Елена Михайловна послушно мигнула несколько раз фарами. Дашка повертела головой, потом явно увидела машину матери и побежала к ней.

– Ненавижу! – сказала она, когда влетела в салон и плюхнулась на заднее сиденье. – Еще и телефон разбили!

Елена Михайловна увидела лицо дочери с распухшим носом и размазанной тушью, не сдержалась и заревела сама.

– Ну-ну, успокойся, – с несвойственной ей лаской в голосе вдруг сказала Валентина Григорьевна и похлопала дочь по руке. – Всё позади.

– Ничего не позади, – вскинулась Дашка. – Я на них в суд подам! За телефон, еще и нос разбили.

– А ты, вообще, лучше молчи, – рыкнула на неё Валентина Григорьевна. – В суд она подаст!

– Бабуль! Ты чего ругаешься? Я-то чем виновата? Я вообще пострадавшая сторона.

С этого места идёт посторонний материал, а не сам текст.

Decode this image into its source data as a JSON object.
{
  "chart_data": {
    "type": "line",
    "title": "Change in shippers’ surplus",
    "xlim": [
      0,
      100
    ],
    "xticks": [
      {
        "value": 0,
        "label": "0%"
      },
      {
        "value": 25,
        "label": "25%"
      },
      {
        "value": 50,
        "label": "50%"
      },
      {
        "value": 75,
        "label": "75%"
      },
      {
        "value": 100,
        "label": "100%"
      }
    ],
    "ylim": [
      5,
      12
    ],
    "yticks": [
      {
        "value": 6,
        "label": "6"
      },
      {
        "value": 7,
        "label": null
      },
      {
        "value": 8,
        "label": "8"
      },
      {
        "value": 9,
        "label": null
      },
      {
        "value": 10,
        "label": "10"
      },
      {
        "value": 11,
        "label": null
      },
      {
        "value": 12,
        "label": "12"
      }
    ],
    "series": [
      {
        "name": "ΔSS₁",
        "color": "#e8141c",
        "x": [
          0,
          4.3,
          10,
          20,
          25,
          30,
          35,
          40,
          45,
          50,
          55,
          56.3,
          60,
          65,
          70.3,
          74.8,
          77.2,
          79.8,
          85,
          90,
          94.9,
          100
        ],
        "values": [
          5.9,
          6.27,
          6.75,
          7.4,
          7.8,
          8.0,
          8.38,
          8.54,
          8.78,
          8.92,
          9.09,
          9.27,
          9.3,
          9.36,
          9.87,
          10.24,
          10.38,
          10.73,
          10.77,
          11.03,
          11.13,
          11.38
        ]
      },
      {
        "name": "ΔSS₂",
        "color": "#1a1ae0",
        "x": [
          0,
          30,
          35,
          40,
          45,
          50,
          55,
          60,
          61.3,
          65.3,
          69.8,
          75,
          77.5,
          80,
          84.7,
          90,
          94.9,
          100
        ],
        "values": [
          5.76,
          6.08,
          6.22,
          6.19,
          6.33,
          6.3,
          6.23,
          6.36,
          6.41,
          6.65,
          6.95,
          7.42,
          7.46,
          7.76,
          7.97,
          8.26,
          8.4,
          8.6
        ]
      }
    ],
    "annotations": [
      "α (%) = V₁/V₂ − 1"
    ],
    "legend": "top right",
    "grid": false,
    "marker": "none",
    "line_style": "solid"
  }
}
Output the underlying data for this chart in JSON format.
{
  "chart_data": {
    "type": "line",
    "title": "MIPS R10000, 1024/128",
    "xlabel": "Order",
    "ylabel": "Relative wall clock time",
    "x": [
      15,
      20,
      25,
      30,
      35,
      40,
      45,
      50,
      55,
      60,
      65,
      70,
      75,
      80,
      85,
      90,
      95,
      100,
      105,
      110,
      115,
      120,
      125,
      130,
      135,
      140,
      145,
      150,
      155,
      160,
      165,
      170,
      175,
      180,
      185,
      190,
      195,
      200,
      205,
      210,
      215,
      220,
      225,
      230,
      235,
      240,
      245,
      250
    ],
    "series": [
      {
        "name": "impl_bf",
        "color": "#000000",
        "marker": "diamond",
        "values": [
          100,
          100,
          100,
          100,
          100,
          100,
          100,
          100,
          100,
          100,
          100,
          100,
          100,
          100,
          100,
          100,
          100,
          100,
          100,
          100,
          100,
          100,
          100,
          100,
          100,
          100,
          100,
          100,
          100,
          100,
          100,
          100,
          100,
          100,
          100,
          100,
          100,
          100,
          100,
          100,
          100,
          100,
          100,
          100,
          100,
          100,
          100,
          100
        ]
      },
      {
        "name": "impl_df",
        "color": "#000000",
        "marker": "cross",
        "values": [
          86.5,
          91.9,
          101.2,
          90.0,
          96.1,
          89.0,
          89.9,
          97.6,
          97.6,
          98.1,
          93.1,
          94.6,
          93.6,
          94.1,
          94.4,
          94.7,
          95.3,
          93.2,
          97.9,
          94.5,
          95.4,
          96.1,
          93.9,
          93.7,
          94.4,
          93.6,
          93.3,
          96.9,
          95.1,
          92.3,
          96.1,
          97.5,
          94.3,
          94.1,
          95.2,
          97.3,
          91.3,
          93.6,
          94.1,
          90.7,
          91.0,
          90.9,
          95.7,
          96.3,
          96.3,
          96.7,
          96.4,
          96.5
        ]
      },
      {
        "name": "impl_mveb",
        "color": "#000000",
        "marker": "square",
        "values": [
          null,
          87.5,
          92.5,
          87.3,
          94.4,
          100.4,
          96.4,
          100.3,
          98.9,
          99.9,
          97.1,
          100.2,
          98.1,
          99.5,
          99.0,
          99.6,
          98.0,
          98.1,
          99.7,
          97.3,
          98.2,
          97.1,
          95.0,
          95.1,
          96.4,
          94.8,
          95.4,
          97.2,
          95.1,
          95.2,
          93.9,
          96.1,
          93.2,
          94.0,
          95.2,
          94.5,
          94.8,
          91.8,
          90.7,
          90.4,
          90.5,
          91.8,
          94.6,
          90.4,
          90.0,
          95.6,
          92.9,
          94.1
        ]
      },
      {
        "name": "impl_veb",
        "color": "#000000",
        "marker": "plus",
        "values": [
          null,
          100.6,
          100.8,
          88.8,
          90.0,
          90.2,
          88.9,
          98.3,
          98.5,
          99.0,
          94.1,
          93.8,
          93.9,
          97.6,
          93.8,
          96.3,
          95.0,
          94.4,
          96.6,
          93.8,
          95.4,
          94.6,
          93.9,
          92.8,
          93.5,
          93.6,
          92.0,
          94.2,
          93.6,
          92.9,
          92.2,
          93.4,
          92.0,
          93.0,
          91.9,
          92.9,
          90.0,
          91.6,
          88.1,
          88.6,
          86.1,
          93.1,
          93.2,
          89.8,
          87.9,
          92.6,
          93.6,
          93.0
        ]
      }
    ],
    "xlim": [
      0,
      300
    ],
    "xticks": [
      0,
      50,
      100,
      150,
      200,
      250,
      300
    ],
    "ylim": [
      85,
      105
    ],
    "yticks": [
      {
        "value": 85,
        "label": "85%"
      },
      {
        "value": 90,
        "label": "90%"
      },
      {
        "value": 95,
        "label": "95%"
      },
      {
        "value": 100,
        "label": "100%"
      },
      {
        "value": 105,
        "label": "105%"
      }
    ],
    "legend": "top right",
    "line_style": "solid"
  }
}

– Ишь ты! Пострадавшая сторона она! Ты виновата в первую очередь тем, что попалась. А во вторую очередь тем, что попалась и ничему не научилась. Это, милая моя, они на тебя в суд подадут за нападение на сотрудника органов при исполнении им своих должностных обязанностей. А за это светит реальный срок, между прочим. В колонии!

– А-а-а-а! – тихонько взвыла Елена Михайловна.

– То есть, получается, я напала на полицейского и избила его своим носом?

– Именно так. А ещё кинула в него своим телефоном. Еле отбился, несчастный.

Дашка возмущенно фыркнула.

– Ты мне тут не фырчи, а лучше скажи, протокол составили?

– Нет, так отпустили.

– Это хорошо. Ну-ка, мать революционерки, отыщи в гугле, где тут у нас травматологический пункт? Зафиксируем побои на всякий случай. А то они сейчас протокол не составили под воздействием обстоятельств непреодолимой силы, а потом посмотрят какое-нибудь видео, или там журналист твой сильно развыступается, и снова здорово!

– А что за обстоятельства непреодолимой силы? – спросила Дашка.

– Что за журналист? – одновременно с ней задала свой вопрос Елена Михайловна.

– Да, ну его, – Дашка махнула рукой. – Ничего не смог толком сделать, только удостоверением своим тряс. Вон, Романа, ну, парня, которого вместе со мной задержали, он мне ещё платок и телефон дал, – пояснила она, продемонстрировав клетчатый платок, – девушка у дверей ждет на улице, а этого и след простыл.

– Вот я и говорю: все мужики сволочи, – сказала Валентина Григорьевна.

– Не все! – хором сказали Дашка и Елена Михайловна.

Травматологический пункт оказался неподалёку, там клубилась очередь пострадавших от нечищеных обледенелых тротуаров и сосулек с крыш. Пока шли к дверям, Валентина Григорьевна буквально повисла на руке у дочери.

– Сволочь какая, эти каблуки! Кто их придумал только, – ворчала она, тщательно выбирая место, куда поставить ногу в красном лакированном сапоге на шпильке.

– А мне показалось, что ты вполне себе бодро на них передвигаешься, – удивилась Елена Михайловна.

– Исключительно только тогда, когда на меня смотрят посторонние люди. Не по возрасту уже мне эти шпильки, мне что-то удобное надо на тракторной подошве стиля «прощай молодость»!